Blu-ray Review: ‘Ealing Studios Collection: Vol. 1’


Collated for the first time on Blu-ray are three films from Britain’s Ealing Studios, each starring its most renowned star, Alec Guinness. In Kind Hearts and Coronets’ (1949), lowly sales assistant Louis Mazzini (Dennis Price) reeks terrible revenge on his mother’s aristocratic relations the D’Ascoyne family (all played by Guinness), whilst The Lavender Hill Mob (1951) tells the story of Henry Holland (Guinness) an unassuming clerk at the Bank of England who plots to relieve his bosses of a small fortune. Finally in The Man in the White Suit (1951) humble inventor Henry Stratton (Guinness) creates a fibre which never gets dirty or wears out.

Determined to use his discovery for good, Henry’s employers at the factory where he works have different ideas. We live in an age where things – particularly in the arts – constantly change. Authors, actors and musicians are only as good as their next project. We are bombarded on a regular basis with so much new material that it’s easy to become complacent. Such is the case with films – so many are released that we dismiss much as inferior in the hope that something better will soon come along. As a result if and when a film emerges which stands the test of time, as fresh now as when it was first released over sixty years ago, you tend to hold onto it. Even better if it’s not just one film but – in Ealing’s case – a studio’s entire output.

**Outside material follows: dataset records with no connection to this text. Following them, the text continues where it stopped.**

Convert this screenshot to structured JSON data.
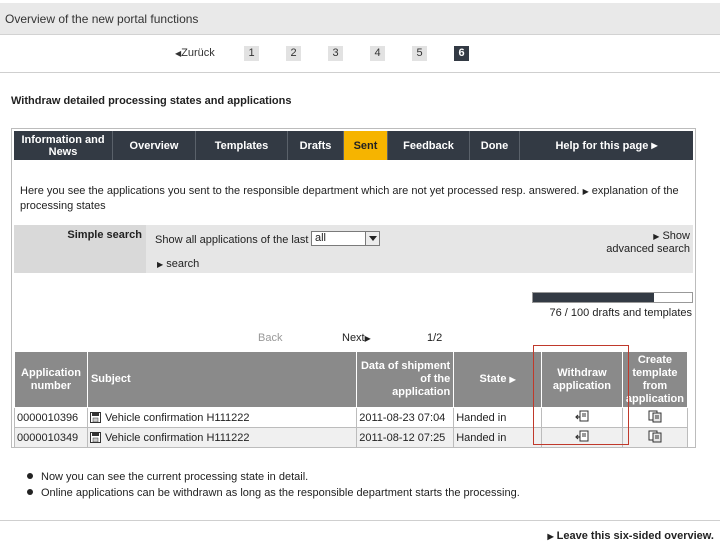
{
  "header": {
    "title": "Overview of the new portal functions"
  },
  "pager": {
    "back_label": "Zurück",
    "pages": [
      "1",
      "2",
      "3",
      "4",
      "5",
      "6"
    ],
    "active_page": "6"
  },
  "section": {
    "title": "Withdraw detailed processing states and applications"
  },
  "tabs": [
    {
      "label": "Information and News"
    },
    {
      "label": "Overview"
    },
    {
      "label": "Templates"
    },
    {
      "label": "Drafts"
    },
    {
      "label": "Sent",
      "active": true
    },
    {
      "label": "Feedback"
    },
    {
      "label": "Done"
    },
    {
      "label": "Help for this page"
    }
  ],
  "intro": {
    "text": "Here you see the applications you sent to the responsible department which are not yet processed resp. answered.",
    "link": "explanation of the processing states"
  },
  "search": {
    "label": "Simple search",
    "show_text": "Show all applications of the last :",
    "select_value": "all",
    "search_link": "search",
    "advanced_line1": "Show",
    "advanced_line2": "advanced search"
  },
  "quota": {
    "used": 76,
    "total": 100,
    "text": "76 / 100 drafts and templates"
  },
  "list_pager": {
    "back": "Back",
    "next": "Next",
    "page": "1/2"
  },
  "table": {
    "headers": {
      "app_number": "Application number",
      "subject": "Subject",
      "shipment": "Data of shipment of the application",
      "state": "State",
      "withdraw": "Withdraw application",
      "template": "Create template from application"
    },
    "rows": [
      {
        "number": "0000010396",
        "subject": "Vehicle confirmation H111222",
        "date": "2011-08-23 07:04",
        "state": "Handed in"
      },
      {
        "number": "0000010349",
        "subject": "Vehicle confirmation H111222",
        "date": "2011-08-12 07:25",
        "state": "Handed in"
      }
    ]
  },
  "notes": [
    "Now you can see the current processing state in detail.",
    "Online applications can be withdrawn as long as the responsible department starts the processing."
  ],
  "footer": {
    "leave_link": "Leave this six-sided overview."
  },
  "colors": {
    "nav_dark": "#333a44",
    "tab_active": "#f6b400",
    "header_gray": "#8a8a8a",
    "highlight_red": "#c0392b"
  }
}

If asked to decipher the secret of Ealing’s success, you could do worse than highlight the films Guinness made for them, and in particular the three StudioCanal have chosen for their first Ealing Blu-ray collection. These delights of British cinema epitomise everything good about the studio and, some would say, an age of this country’s history now sadly long gone. The public were looking for escapism during the years immediately following the Second World War and Ealing gave it to them. In films like Kind Hearts and Coronets, The Lavender Hill Mob and The Man in the White Suit, the underdog – all working-class heroes, in two cases played by Guinness (in Kind Hearts, the role went to Dennis Price) – always comes out on top.

Supported by a vast array of British character talent including Michael Gough, Joan Greenwood and Stanley Holloway, and directed by the likes of the legendary Charles Crichton, it is really Guinness who stands out. Here you see the essence which made him a star, still remembered with fondness by fans and filmmakers alike (as seen in the introduction given by Martin Scorsese to The Lavender Hill Mob); an ability to hold the screen with his quietly understated, yet commanding presence. Little remains today of Ealing or its star player Guinness other than the images captured for posterity on film – but what wonderful memories they invoke.